The first is authorisation. Key to any infrastructure project is the obligation to obtain the required authorisations and keep these current. Where a project runs smoothly, this is rarely a concern. However, a significant period of suspension followed by a remobilisation period could see a number of project authorisations lapsing if not renewed within time.
Project parties should review the validity of each of their authorisations and ensure they diarise the scheduled expiry. Keep in mind that authorisations which ‘automatically expire’ on a certain date should not be allowed to lapse – an extension should be sought well in advance. Equally, where authorisations have to be obtained in person (or from a rural authority), parties should allow adequate time to facilitate and complete this process.
The next issue is interdependencies. Beyond their immediate contractual relations, parties should consider whether completion of their project is dependent on other actions being taken by a third party. If this is the case, will those parties be able to meet those obligations once the project is back on track? If, for example, a power project requires connection to the grid or certification by a government entity, it would be prudent to check whether the transmission or distribution company has been adversely impacted. Does it have employees available to assist with or witness commissioning – and is there a guarantee that they will be available to assist with this process within the timelines scheduled?

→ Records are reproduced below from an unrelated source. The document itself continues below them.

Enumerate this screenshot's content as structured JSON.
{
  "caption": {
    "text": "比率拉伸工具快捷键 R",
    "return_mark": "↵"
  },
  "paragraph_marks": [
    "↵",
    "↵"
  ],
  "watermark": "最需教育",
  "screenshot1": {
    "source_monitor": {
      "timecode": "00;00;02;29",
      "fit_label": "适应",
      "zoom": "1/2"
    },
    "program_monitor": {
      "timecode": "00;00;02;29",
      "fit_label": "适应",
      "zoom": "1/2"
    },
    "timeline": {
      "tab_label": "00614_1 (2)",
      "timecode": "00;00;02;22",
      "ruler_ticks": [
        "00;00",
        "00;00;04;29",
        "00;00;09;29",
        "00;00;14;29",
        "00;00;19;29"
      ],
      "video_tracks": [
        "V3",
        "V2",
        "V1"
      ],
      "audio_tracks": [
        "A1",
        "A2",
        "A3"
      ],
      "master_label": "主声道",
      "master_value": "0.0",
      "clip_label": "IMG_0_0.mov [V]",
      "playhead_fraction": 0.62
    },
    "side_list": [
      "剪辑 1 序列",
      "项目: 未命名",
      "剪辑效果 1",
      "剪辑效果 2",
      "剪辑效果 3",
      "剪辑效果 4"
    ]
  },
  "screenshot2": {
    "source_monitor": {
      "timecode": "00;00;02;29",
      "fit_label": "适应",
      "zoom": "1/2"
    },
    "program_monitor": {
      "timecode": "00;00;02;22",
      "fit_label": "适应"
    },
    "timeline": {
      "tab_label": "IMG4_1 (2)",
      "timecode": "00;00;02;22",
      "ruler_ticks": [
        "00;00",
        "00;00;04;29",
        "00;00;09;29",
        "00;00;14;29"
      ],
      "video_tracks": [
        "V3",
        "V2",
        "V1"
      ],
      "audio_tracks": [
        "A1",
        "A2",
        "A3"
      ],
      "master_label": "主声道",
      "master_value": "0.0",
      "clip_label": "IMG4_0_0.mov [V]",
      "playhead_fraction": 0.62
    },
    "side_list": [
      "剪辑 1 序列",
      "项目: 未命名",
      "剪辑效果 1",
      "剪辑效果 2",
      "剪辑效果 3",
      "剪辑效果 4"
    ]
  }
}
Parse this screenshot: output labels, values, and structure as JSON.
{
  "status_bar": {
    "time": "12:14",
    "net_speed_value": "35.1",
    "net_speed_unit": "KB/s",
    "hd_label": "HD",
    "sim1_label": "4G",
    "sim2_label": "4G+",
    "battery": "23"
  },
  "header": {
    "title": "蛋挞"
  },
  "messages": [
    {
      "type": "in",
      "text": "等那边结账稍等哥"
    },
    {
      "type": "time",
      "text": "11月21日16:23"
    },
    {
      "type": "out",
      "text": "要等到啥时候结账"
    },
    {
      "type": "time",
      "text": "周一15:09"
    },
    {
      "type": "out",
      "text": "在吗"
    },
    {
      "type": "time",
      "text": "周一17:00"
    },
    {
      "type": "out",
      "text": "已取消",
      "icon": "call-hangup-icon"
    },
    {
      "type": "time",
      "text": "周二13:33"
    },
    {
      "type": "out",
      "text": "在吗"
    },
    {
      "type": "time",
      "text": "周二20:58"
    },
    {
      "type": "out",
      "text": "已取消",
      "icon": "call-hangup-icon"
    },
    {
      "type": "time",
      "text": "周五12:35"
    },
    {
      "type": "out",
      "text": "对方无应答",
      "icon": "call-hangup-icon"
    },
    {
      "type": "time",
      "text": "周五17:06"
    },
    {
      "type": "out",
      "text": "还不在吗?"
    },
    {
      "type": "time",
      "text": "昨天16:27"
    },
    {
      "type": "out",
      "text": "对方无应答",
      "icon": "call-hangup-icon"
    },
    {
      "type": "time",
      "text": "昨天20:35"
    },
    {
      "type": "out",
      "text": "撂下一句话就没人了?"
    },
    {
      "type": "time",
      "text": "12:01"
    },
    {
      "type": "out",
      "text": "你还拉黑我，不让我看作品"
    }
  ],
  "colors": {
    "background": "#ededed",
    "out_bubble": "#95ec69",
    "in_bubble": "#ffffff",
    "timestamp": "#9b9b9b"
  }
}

Parties to a concession agreement should also take the time to understand when the offtaker will become obliged to pay. With most economies in a serious slow-down, the demand for certain types of infrastructure has slowed – in the case of power for example, there could be less uptake for electricity by consumers. In the case of roads, people are travelling less. It would not be unthinkable for an offtaker who has committed to making regular payments to project developers upon completion of such infrastructure, to want to avoid or delay this obligation. Parties to such projects should make sure they understand the payment obligations and have an open and honest dialogue about planned completion and the corresponding obligation to pay. Where projects are financed, developers should be aware of how a delay in payment could impact their obligations to repay the loan facility.
Third is change in law and tax. We have seen a spate of legislation introduced throughout the region which attempts to insulate the general population from the immediate impact of the pandemic. In some cases, these changes seem not to take into account the long term consequences for the business owners who carry the burden of compliance.
When projects resume, it will be critical to have mitigated the costs of compliance with these new laws, and to be clear on who ultimately pays for such compliance. Parties should therefore consider what costs will be incurred and how any new health and safety requirements will impact the bottom line, and timeline. Parties should review their contracts for ‘Change in Law’ or ‘Change in Tax’ provisions to ensure they understand their exposure and how much (if any) of this cost can be passed on.
Finally, the practical considerations – don’t rush back. Beyond legal and technical issues, it is important to make a complete assessment of what a project needs in order to get back on track. It is not just about when a curfew is lifted, or flights reopen – consider backlogs for key suppliers and the need for imported equipment to clear customs, as well as other basic issues such as whether workers can actually get to site (they may still be confined geographically, or the condition of the road could have deteriorated).